(386d) Tuning Pore Size and Robustness of Membranes Formed By Scalable Self-Assembly of Random Copolymer Micelles

Membrane separations are energy-efficient, simple, and scalable. Yet, their broader use is limited by the separation capabilities of membranes prepared by conventional methods, typically confined to size-based separations. Self-assembly of functional polymeric materials is a powerful method for designing membranes capable of new separations, including the separation of organic compounds of similar size from each other. This can potentially be achieved by membranes that mimic biological pores such as porins, with pores that are only slightly larger than the target solute and functionalized with groups that selectively interact with one compound over another. Our group has developed a method for preparing such membranes by the spontaneous self-assembly of random amphiphilic copolymer in methanol into micelles that are then coated onto a support to form a selective layer of tightly packed micelles. These membranes, produced by a simple manufacturing process, have 1-4 nm pores lined with carboxylic acid groups that enable charge-based separation of organic solutes.
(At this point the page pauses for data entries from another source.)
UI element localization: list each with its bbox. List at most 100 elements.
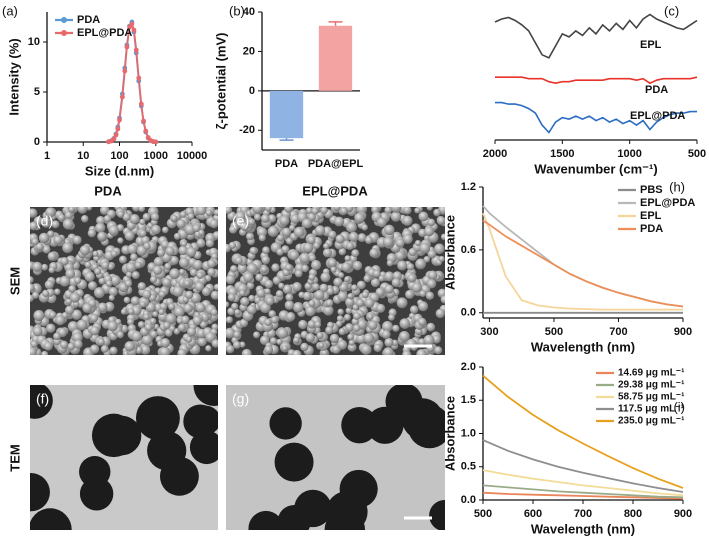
- particle: [269, 407, 302, 440]
- x-tick-label: 800: [624, 508, 642, 520]
- particle: [31, 238, 39, 246]
- particle: [48, 266, 55, 274]
- particle: [284, 207, 294, 213]
- particle: [437, 288, 445, 299]
- y-tick-label: 5: [34, 86, 40, 98]
- particle: [390, 207, 402, 213]
- particle: [165, 246, 175, 256]
- particle: [337, 339, 348, 350]
- particle: [53, 332, 61, 341]
- particle: [69, 292, 81, 303]
- particle: [74, 276, 82, 285]
- particle: [60, 256, 69, 266]
- panel-label: (e): [232, 213, 249, 229]
- particle: [256, 288, 266, 298]
- particle: [94, 267, 102, 276]
- particles: [226, 207, 445, 355]
- legend-marker: [61, 30, 67, 36]
- particle: [67, 342, 76, 351]
- series-label: PDA: [645, 84, 668, 96]
- particle: [418, 211, 429, 222]
- particle: [279, 215, 290, 226]
- particle: [96, 215, 106, 226]
- particle: [107, 320, 118, 332]
- particle: [84, 261, 92, 269]
- y-axis-title: Intensity (%): [6, 38, 21, 115]
- particle: [378, 275, 385, 282]
- particle: [346, 242, 355, 250]
- particle: [384, 337, 394, 347]
- particle: [252, 207, 263, 214]
- particle: [356, 333, 367, 344]
- particle: [226, 345, 235, 354]
- particle: [59, 340, 69, 349]
- particle: [314, 225, 326, 236]
- particle: [189, 430, 218, 465]
- particle: [32, 326, 43, 337]
- particle: [160, 338, 171, 348]
- particle: [384, 284, 394, 294]
- particle: [198, 229, 205, 236]
- particle: [302, 291, 312, 301]
- panel-label: (i): [673, 399, 685, 414]
- data-point: [133, 47, 139, 53]
- series-line: [482, 491, 684, 500]
- particle: [336, 315, 344, 322]
- particle: [271, 263, 280, 272]
- particle: [117, 210, 125, 218]
- particle: [278, 282, 285, 290]
- particle: [109, 346, 118, 355]
- particle: [398, 330, 410, 342]
- legend-label: PBS: [640, 184, 663, 196]
- particle: [372, 269, 381, 278]
- particle: [239, 318, 249, 328]
- particle: [228, 241, 237, 249]
- particle: [210, 290, 218, 300]
- particle: [423, 256, 431, 263]
- particle: [159, 302, 168, 311]
- x-tick-label: 600: [524, 508, 542, 520]
- particle: [129, 213, 140, 225]
- particle: [382, 347, 394, 355]
- particle: [338, 327, 346, 336]
- particle: [127, 318, 134, 326]
- particle: [33, 310, 45, 322]
- particle: [326, 287, 335, 296]
- particle: [391, 278, 401, 288]
- particle: [125, 271, 133, 278]
- particle: [164, 329, 173, 337]
- particle: [233, 331, 241, 339]
- particle: [331, 345, 341, 354]
- particle: [308, 254, 316, 262]
- particle: [415, 258, 427, 270]
- column-label: PDA: [94, 183, 122, 198]
- x-tick-label: 1: [44, 150, 50, 162]
- particle: [187, 213, 195, 220]
- particle: [268, 310, 276, 318]
- particle: [249, 246, 258, 255]
- series-line: [482, 484, 684, 499]
- legend-label: 58.75 μg mL⁻¹: [618, 392, 685, 403]
- particle: [124, 341, 135, 352]
- particle: [292, 302, 304, 313]
- particle: [427, 218, 436, 227]
- particle: [193, 385, 218, 406]
- particle: [436, 216, 445, 226]
- particle: [402, 215, 413, 226]
- particle: [298, 319, 308, 330]
- particle: [183, 303, 193, 313]
- particle: [243, 272, 254, 283]
- particle: [147, 430, 187, 471]
- particle: [138, 207, 146, 212]
- x-tick-label: 300: [480, 326, 498, 338]
- panel-label: (b): [229, 3, 245, 18]
- particle: [93, 287, 105, 299]
- data-point: [124, 44, 130, 50]
- x-tick-label: 900: [674, 326, 692, 338]
- particle: [292, 282, 302, 292]
- particle: [434, 243, 445, 255]
- data-point: [113, 132, 119, 138]
- particle: [366, 406, 404, 444]
- data-point: [143, 128, 149, 134]
- particle: [264, 345, 274, 355]
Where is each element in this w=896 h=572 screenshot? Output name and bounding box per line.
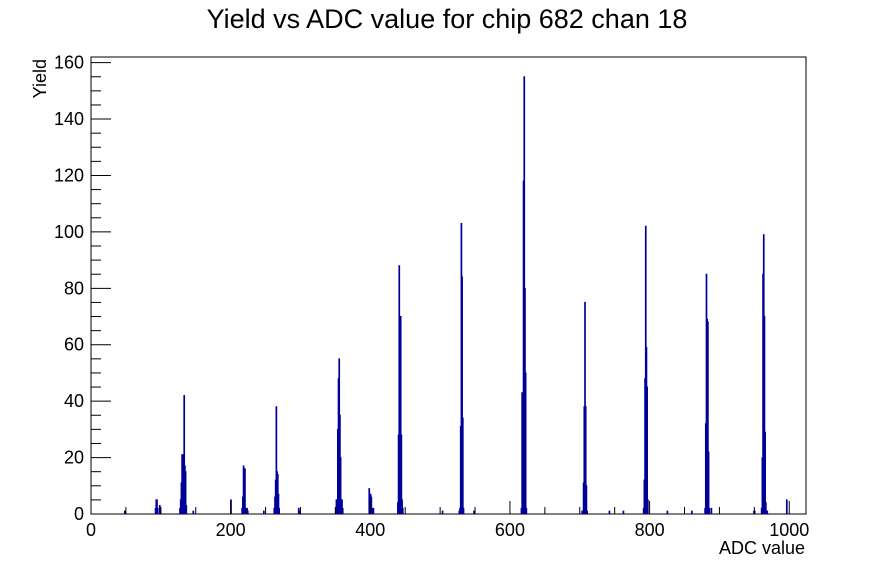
histogram-bin (185, 505, 188, 514)
histogram-bin (708, 507, 711, 514)
histogram-bin (461, 276, 463, 514)
histogram-bin (707, 451, 710, 514)
histogram-bin (766, 510, 769, 514)
histogram-bin (622, 510, 625, 514)
histogram-bars (124, 76, 788, 514)
histogram-bin (244, 507, 247, 514)
x-tick-label: 800 (635, 520, 665, 540)
x-axis-label: ADC value (719, 538, 805, 558)
chart-title: Yield vs ADC value for chip 682 chan 18 (207, 4, 688, 34)
y-tick-label: 100 (54, 222, 84, 242)
y-tick-label: 40 (64, 391, 84, 411)
plot-frame (90, 56, 807, 515)
x-tick-label: 400 (355, 520, 385, 540)
histogram-bin (763, 316, 766, 514)
histogram-bin (183, 395, 186, 514)
histogram-bin (341, 499, 343, 514)
histogram-bin (277, 493, 280, 514)
y-axis-ticks: 0 20 40 60 80 100 120 140 160 (54, 53, 111, 524)
histogram-bin (785, 499, 788, 514)
histogram-bin (192, 510, 195, 514)
y-tick-label: 80 (64, 278, 84, 298)
histogram-bin (278, 507, 281, 514)
histogram-bin (473, 510, 475, 514)
histogram-bin (341, 507, 344, 514)
y-tick-label: 140 (54, 109, 84, 129)
x-tick-label: 1000 (769, 520, 809, 540)
histogram-bin (372, 507, 375, 514)
histogram-bin (462, 507, 465, 514)
x-tick-label: 0 (86, 520, 96, 540)
histogram-bin (441, 510, 444, 514)
histogram-bin (765, 502, 767, 514)
histogram-bin (298, 510, 301, 514)
histogram-bin (764, 431, 766, 514)
histogram-bin (262, 510, 265, 514)
x-axis-ticks: 0 200 400 600 800 1000 (86, 501, 809, 540)
histogram-bin (710, 507, 713, 514)
histogram-bin (246, 510, 249, 514)
y-axis-label: Yield (30, 59, 50, 98)
histogram-bin (525, 507, 528, 514)
histogram-bin (707, 321, 709, 514)
y-tick-label: 20 (64, 448, 84, 468)
histogram-bin (184, 471, 187, 514)
y-tick-label: 0 (74, 504, 84, 524)
y-tick-label: 60 (64, 335, 84, 355)
histogram-bin (646, 386, 648, 514)
histogram-bin (608, 510, 611, 514)
histogram-bin (690, 510, 693, 514)
plot-frame-border (90, 56, 807, 515)
histogram-bin (156, 507, 159, 514)
histogram-bin (275, 406, 278, 514)
histogram-bin (339, 457, 342, 514)
histogram-bin (461, 417, 464, 514)
histogram-bin (586, 510, 588, 514)
histogram-bin (401, 499, 403, 514)
histogram-bin (524, 372, 527, 514)
histogram-bin (585, 485, 588, 514)
histogram-bin (584, 406, 587, 514)
histogram-bin (666, 510, 669, 514)
histogram-bin (124, 510, 126, 514)
x-tick-label: 200 (216, 520, 246, 540)
histogram-bin (156, 499, 158, 514)
histogram-bin (244, 468, 246, 514)
histogram-bin (401, 507, 404, 514)
x-tick-label: 600 (495, 520, 525, 540)
histogram-bin (400, 434, 403, 514)
histogram-bin (399, 316, 402, 514)
y-tick-label: 160 (54, 53, 84, 73)
y-tick-label: 120 (54, 165, 84, 185)
histogram-bin (647, 499, 649, 514)
histogram-bin (370, 496, 373, 514)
Additionally, the carboxylic acid groups can be converted to a wide range of possible functional groups through coupling reactions. This can provide selectivity towards solutes by affinity. Because of the distinctive geometry and selectivity of these membranes, it is valuable to assess the versatility of this technology. The goal of this study was to tune the pore size and increase the robustness of these thin film composite membranes. The pore size was tuned by changing the composition of the copolymer and also by changing the casting solvent, while the robustness of the system was altered by different crosslinking procedures.